Uh oh, Cali didn’t actually ban the bag…
At the end of November, we reported that California had taken the bold step of banning plastic carrier bags. That was due to begin on July 1st, but unfortunately, due to some environmentally unfriendly campaigners, the ban has been suspended until a 2016 vote.
It’s quite a unique way of deciding whether to ban the bag or not, but those living in California who qualify to vote in state elections will have the option to vote for or against the ban in 2016. Remarkably, 37% of Californians already live in an area or district that is affected by a plastic bag ban, so it’s not as if the idea to eradicate them is new here…
Those environmentally unfriendly campaigners we mentioned earlier? That’s actually the polymer bag industry itself. They launched a counter-charge as soon as the ban was announced, and filled a petition with 500,000 signatures, qualifying it for a referendum.
American Progressive Bag Alliance (that’s a real thing) executive director Lee Califf said: “California voters will now have the chance to vote down a terrible law that, if implemented, would kill 2,000 local manufacturing jobs, and funnel obscene profits to big grocers without any money going to a public purpose or environmental initiative.”
“It was a back room deal between the California Grocers Association and their union friends to scam consumers out of billions of dollars in bag fees —all under the guise of environmentalism.”
He may actually have a point. When the polymer bag ban was introduced in Northern Ireland, Wales and Scotland, it was noted that the money raised by charges for alternative bags would go to charities or environmental causes. Of course, he sounds a bit like a conspiracist, trying to drum up paranoid support for his campaign, which surprisingly worked.
Mark Murray, the executive director of Californians Against Waste was quick to comment, stating “It’s not surprising that after spending more than $3.2 million, 98% of which is from out of state, the plastic bag industry has bought its way onto the California ballot to protect its profits.”
On November 1st, 2014, the University of Southern California performed a poll, asking 1,537 voters if they would support the ban if it was introduced. 59% of voters said they would support the ban, with 34% saying they wouldn’t. 49% of those saying yes said that they felt strongly about upholding the law.
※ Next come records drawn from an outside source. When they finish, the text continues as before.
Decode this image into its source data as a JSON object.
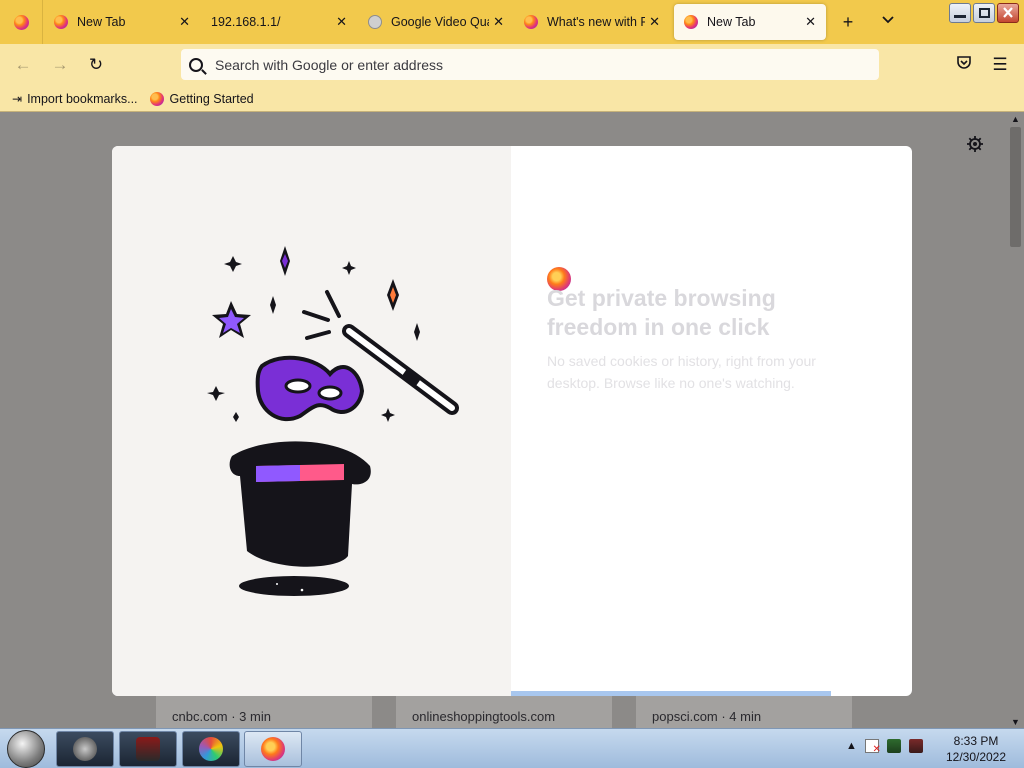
{
  "tabs": [
    {
      "title": "New Tab",
      "favicon": "firefox-icon"
    },
    {
      "title": "192.168.1.1/",
      "favicon": "none"
    },
    {
      "title": "Google Video Qual",
      "favicon": "compass-icon"
    },
    {
      "title": "What's new with Fi",
      "favicon": "firefox-icon"
    },
    {
      "title": "New Tab",
      "favicon": "firefox-icon",
      "active": true
    }
  ],
  "tab_controls": {
    "new_tab": "+",
    "list_all": "⌄",
    "close": "✕"
  },
  "navbar": {
    "back": "←",
    "forward": "→",
    "reload": "↻",
    "search_placeholder": "Search with Google or enter address",
    "pocket": "pocket-icon",
    "menu": "☰"
  },
  "bookmarks": [
    {
      "label": "Import bookmarks...",
      "icon": "import-icon"
    },
    {
      "label": "Getting Started",
      "icon": "firefox-icon"
    }
  ],
  "modal": {
    "heading": "Get private browsing freedom in one click",
    "body": "No saved cookies or history, right from your desktop. Browse like no one's watching.",
    "progress": 0.4
  },
  "top_stories": [
    {
      "source": "cnbc.com · 3 min"
    },
    {
      "source": "onlineshoppingtools.com"
    },
    {
      "source": "popsci.com · 4 min"
    }
  ],
  "taskbar": {
    "clock_time": "8:33 PM",
    "clock_date": "12/30/2022",
    "tray_show_hidden": "▲"
  },
  "colors": {
    "tab_strip": "#f2c94c",
    "toolbar": "#f9e6a6",
    "modal_left": "#f5f3f1",
    "mask_purple": "#7a2fd6"
  }
}
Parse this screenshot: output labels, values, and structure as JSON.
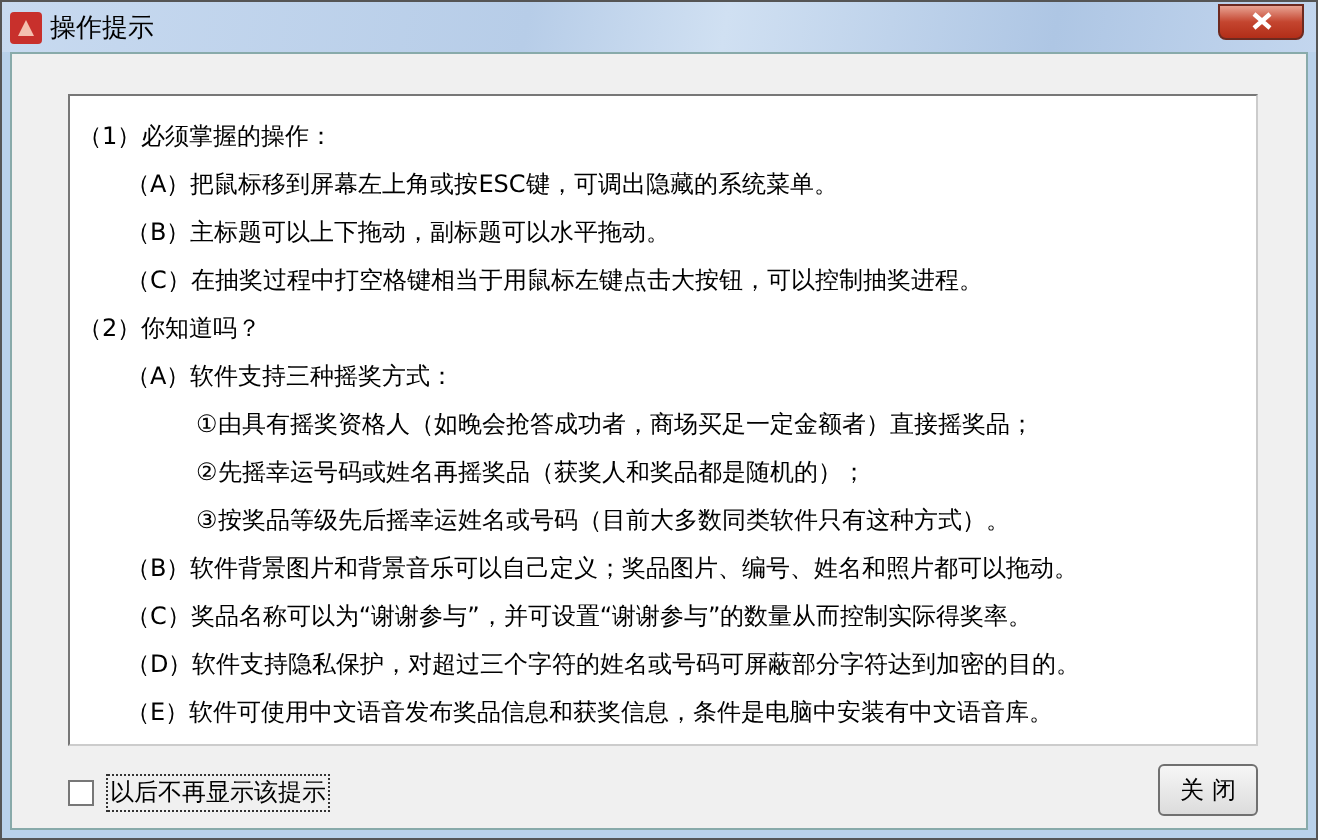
{
  "window": {
    "title": "操作提示"
  },
  "tips": [
    {
      "text": "（1）必须掌握的操作：",
      "children": [
        {
          "text": "（A）把鼠标移到屏幕左上角或按ESC键，可调出隐藏的系统菜单。"
        },
        {
          "text": "（B）主标题可以上下拖动，副标题可以水平拖动。"
        },
        {
          "text": "（C）在抽奖过程中打空格键相当于用鼠标左键点击大按钮，可以控制抽奖进程。"
        }
      ]
    },
    {
      "text": "（2）你知道吗？",
      "children": [
        {
          "text": "（A）软件支持三种摇奖方式：",
          "children": [
            {
              "text": "①由具有摇奖资格人（如晚会抢答成功者，商场买足一定金额者）直接摇奖品；"
            },
            {
              "text": "②先摇幸运号码或姓名再摇奖品（获奖人和奖品都是随机的）；"
            },
            {
              "text": "③按奖品等级先后摇幸运姓名或号码（目前大多数同类软件只有这种方式）。"
            }
          ]
        },
        {
          "text": "（B）软件背景图片和背景音乐可以自己定义；奖品图片、编号、姓名和照片都可以拖动。"
        },
        {
          "text": "（C）奖品名称可以为“谢谢参与”，并可设置“谢谢参与”的数量从而控制实际得奖率。"
        },
        {
          "text": "（D）软件支持隐私保护，对超过三个字符的姓名或号码可屏蔽部分字符达到加密的目的。"
        },
        {
          "text": "（E）软件可使用中文语音发布奖品信息和获奖信息，条件是电脑中安装有中文语音库。"
        }
      ]
    }
  ],
  "dont_show_again": {
    "label": "以后不再显示该提示",
    "checked": false
  },
  "buttons": [
    "关 闭"
  ]
}
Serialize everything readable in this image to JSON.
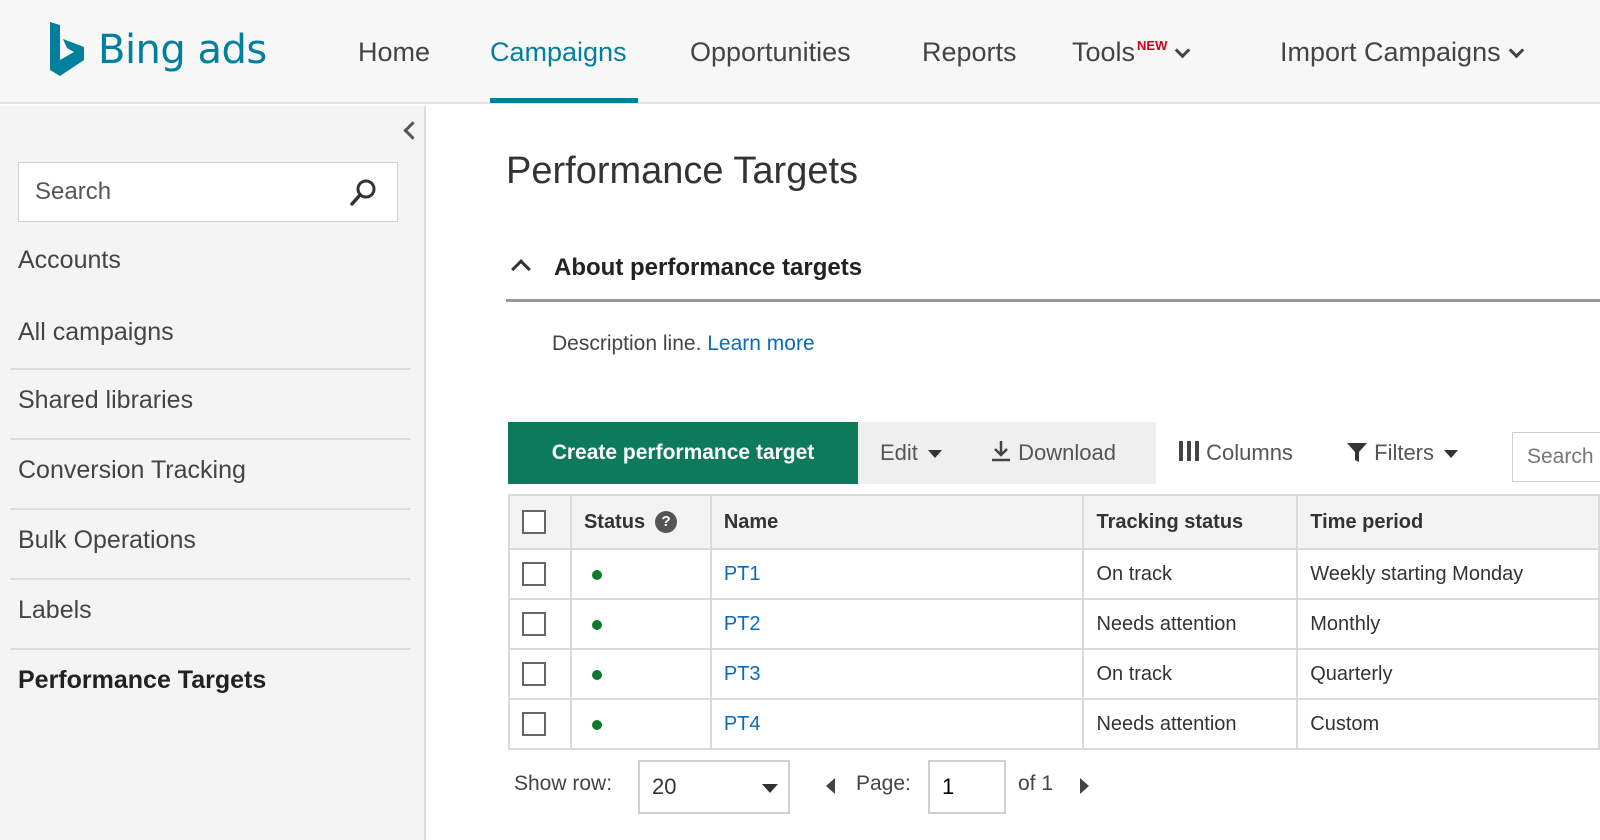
{
  "brand": {
    "name": "Bing ads",
    "color": "#00809d",
    "icon": "bing-logo-icon"
  },
  "nav": {
    "items": [
      {
        "label": "Home"
      },
      {
        "label": "Campaigns",
        "active": true
      },
      {
        "label": "Opportunities"
      },
      {
        "label": "Reports"
      },
      {
        "label": "Tools",
        "badge": "NEW",
        "dropdown": true
      },
      {
        "label": "Import Campaigns",
        "dropdown": true
      }
    ]
  },
  "sidebar": {
    "search_placeholder": "Search",
    "items": [
      {
        "label": "Accounts"
      },
      {
        "label": "All campaigns"
      },
      {
        "label": "Shared libraries"
      },
      {
        "label": "Conversion Tracking"
      },
      {
        "label": "Bulk Operations"
      },
      {
        "label": "Labels"
      },
      {
        "label": "Performance Targets",
        "selected": true
      }
    ]
  },
  "main": {
    "title": "Performance Targets",
    "about": {
      "label": "About performance targets",
      "description": "Description line.",
      "link": "Learn more"
    },
    "toolbar": {
      "create": "Create performance target",
      "edit": "Edit",
      "download": "Download",
      "columns": "Columns",
      "filters": "Filters",
      "search_placeholder": "Search",
      "accent": "#0e7a5c"
    },
    "table": {
      "columns": [
        "Status",
        "Name",
        "Tracking status",
        "Time period"
      ],
      "rows": [
        {
          "name": "PT1",
          "tracking": "On track",
          "tracking_state": "ok",
          "period": "Weekly starting Monday"
        },
        {
          "name": "PT2",
          "tracking": "Needs attention",
          "tracking_state": "warn",
          "period": "Monthly"
        },
        {
          "name": "PT3",
          "tracking": "On track",
          "tracking_state": "ok",
          "period": "Quarterly"
        },
        {
          "name": "PT4",
          "tracking": "Needs attention",
          "tracking_state": "warn",
          "period": "Custom"
        }
      ],
      "status_colors": {
        "ok": "#1a8a2a",
        "warn": "#d6132a"
      }
    },
    "pager": {
      "show_row_label": "Show row:",
      "rows_value": "20",
      "page_label": "Page:",
      "page_value": "1",
      "of_label": "of 1"
    }
  }
}
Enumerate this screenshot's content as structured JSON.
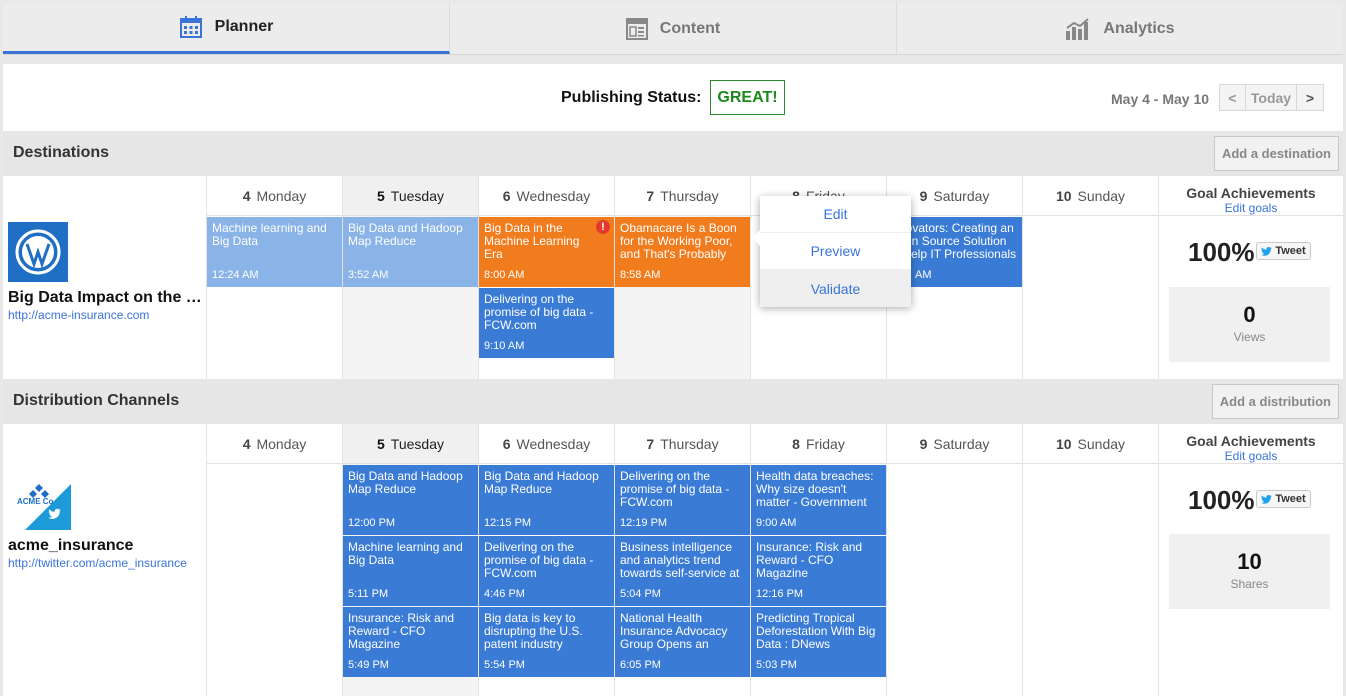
{
  "tabs": [
    {
      "label": "Planner",
      "icon": "calendar-icon"
    },
    {
      "label": "Content",
      "icon": "content-icon"
    },
    {
      "label": "Analytics",
      "icon": "analytics-icon"
    }
  ],
  "status": {
    "label": "Publishing Status:",
    "value": "GREAT!"
  },
  "date_nav": {
    "range": "May 4 - May 10",
    "prev": "<",
    "today": "Today",
    "next": ">"
  },
  "days": [
    {
      "num": "4",
      "name": "Monday"
    },
    {
      "num": "5",
      "name": "Tuesday"
    },
    {
      "num": "6",
      "name": "Wednesday"
    },
    {
      "num": "7",
      "name": "Thursday"
    },
    {
      "num": "8",
      "name": "Friday"
    },
    {
      "num": "9",
      "name": "Saturday"
    },
    {
      "num": "10",
      "name": "Sunday"
    }
  ],
  "goal": {
    "title": "Goal Achievements",
    "edit": "Edit goals"
  },
  "destinations": {
    "title": "Destinations",
    "add_label": "Add a destination",
    "name": "Big Data Impact on the In...",
    "url": "http://acme-insurance.com",
    "percent": "100%",
    "tweet": "Tweet",
    "metric_value": "0",
    "metric_label": "Views",
    "cards": [
      {
        "title": "Machine learning and Big Data",
        "time": "12:24 AM"
      },
      {
        "title": "Big Data and Hadoop Map Reduce",
        "time": "3:52 AM"
      },
      {
        "title": "Big Data in the Machine Learning Era",
        "time": "8:00 AM",
        "alert": "!"
      },
      {
        "title": "Delivering on the promise of big data - FCW.com",
        "time": "9:10 AM"
      },
      {
        "title": "Obamacare Is a Boon for the Working Poor, and That's Probably Good f...",
        "time": "8:58 AM"
      },
      {
        "title": "Innovators: Creating an Open Source Solution to Help IT Professionals ....",
        "time": "AM"
      }
    ]
  },
  "popup": {
    "edit": "Edit",
    "preview": "Preview",
    "validate": "Validate"
  },
  "distribution": {
    "title": "Distribution Channels",
    "add_label": "Add a distribution",
    "logo_text": "ACME Co",
    "name": "acme_insurance",
    "url": "http://twitter.com/acme_insurance",
    "percent": "100%",
    "tweet": "Tweet",
    "metric_value": "10",
    "metric_label": "Shares",
    "cards": [
      {
        "title": "Big Data and Hadoop Map Reduce",
        "time": "12:00 PM"
      },
      {
        "title": "Machine learning and Big Data",
        "time": "5:11 PM"
      },
      {
        "title": "Insurance: Risk and Reward - CFO Magazine",
        "time": "5:49 PM"
      },
      {
        "title": "Big Data and Hadoop Map Reduce",
        "time": "12:15 PM"
      },
      {
        "title": "Delivering on the promise of big data - FCW.com",
        "time": "4:46 PM"
      },
      {
        "title": "Big data is key to disrupting the U.S. patent industry",
        "time": "5:54 PM"
      },
      {
        "title": "Delivering on the promise of big data - FCW.com",
        "time": "12:19 PM"
      },
      {
        "title": "Business intelligence and analytics trend towards self-service at the Gartn...",
        "time": "5:04 PM"
      },
      {
        "title": "National Health Insurance Advocacy Group Opens an Innovation Lab in th...",
        "time": "6:05 PM"
      },
      {
        "title": "Health data breaches: Why size doesn't matter - Government Health IT",
        "time": "9:00 AM"
      },
      {
        "title": "Insurance: Risk and Reward - CFO Magazine",
        "time": "12:16 PM"
      },
      {
        "title": "Predicting Tropical Deforestation With Big Data : DNews",
        "time": "5:03 PM"
      }
    ]
  }
}
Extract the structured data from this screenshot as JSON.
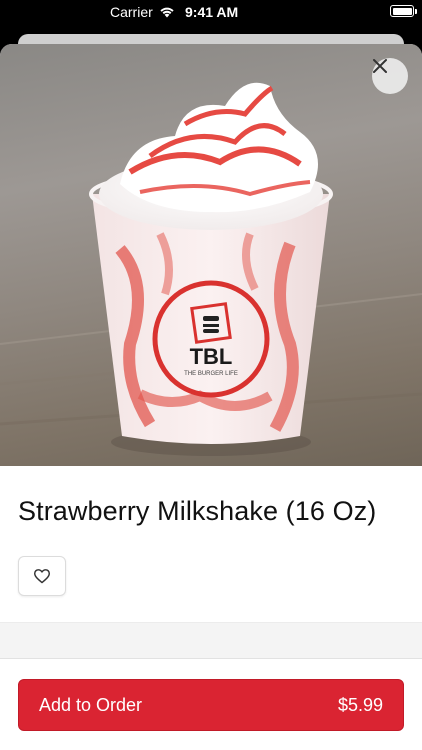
{
  "status_bar": {
    "carrier": "Carrier",
    "time": "9:41 AM"
  },
  "product": {
    "name": "Strawberry Milkshake (16 Oz)",
    "cup_logo_text": "TBL",
    "cup_logo_subtext": "THE BURGER LIFE"
  },
  "actions": {
    "add_label": "Add to Order",
    "price": "$5.99"
  },
  "colors": {
    "accent": "#da2432",
    "background": "#ffffff"
  },
  "icons": {
    "close": "close-icon",
    "favorite": "heart-outline-icon",
    "wifi": "wifi-icon",
    "battery": "battery-icon"
  }
}
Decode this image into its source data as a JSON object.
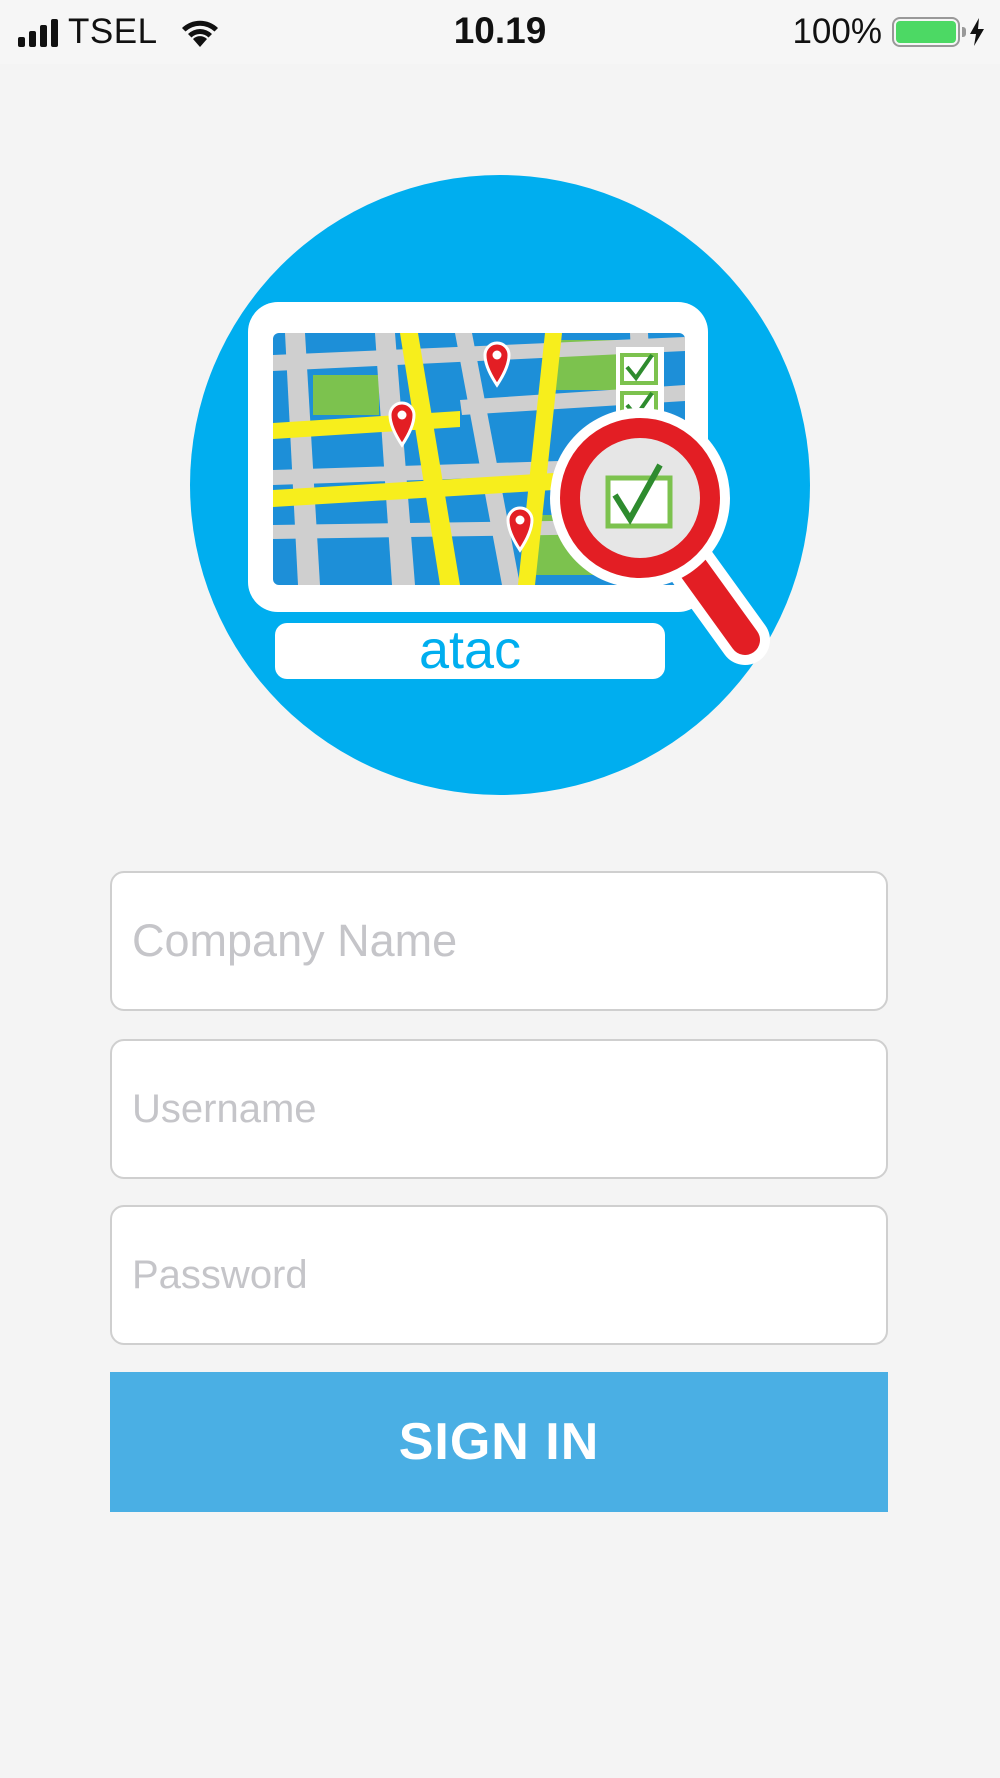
{
  "status_bar": {
    "carrier": "TSEL",
    "time": "10.19",
    "battery_percent": "100%"
  },
  "logo": {
    "brand_text": "atac",
    "circle_color": "#00aeef"
  },
  "form": {
    "company_placeholder": "Company Name",
    "username_placeholder": "Username",
    "password_placeholder": "Password",
    "company_value": "",
    "username_value": "",
    "password_value": ""
  },
  "signin_button": {
    "label": "SIGN IN",
    "color": "#4aafe4"
  }
}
In a separate poll asking what concerns people had with the law, only 18% said that they were convinced the law would cost the state jobs. The largest group (43%) issue suggested that the law was just ‘more government regulation and overreach’, in a sense, unnecessary meddling.
28% of those already in a community with a bag ban said they would not support it, and 42% of those not in a community with a bag ban said they would not support it. It is hard to tell people that what they are doing is not the right way and expect them to change; it is against human nature to do so.
What will happen now?
Right now, not much will happen. We will have to wait until the vote goes through, with the law likely being successfully passed through, despite the hold up.
For those worried that the bill will have a negative environmental effect, consider that in area of California where plastic bags have been banned, reusable bags became nine times more popular, paper bags rose from 3% to 16% and most incredibly the percentage of people who didn’t need to take a bag rose from 17% to 39%. Because the bags are free and cheap, they are used subconsciously. In San Jose, after banning the bag, they found the number of bags in storm drains, creeks and streets went down 89%, 60% and 59% respectively.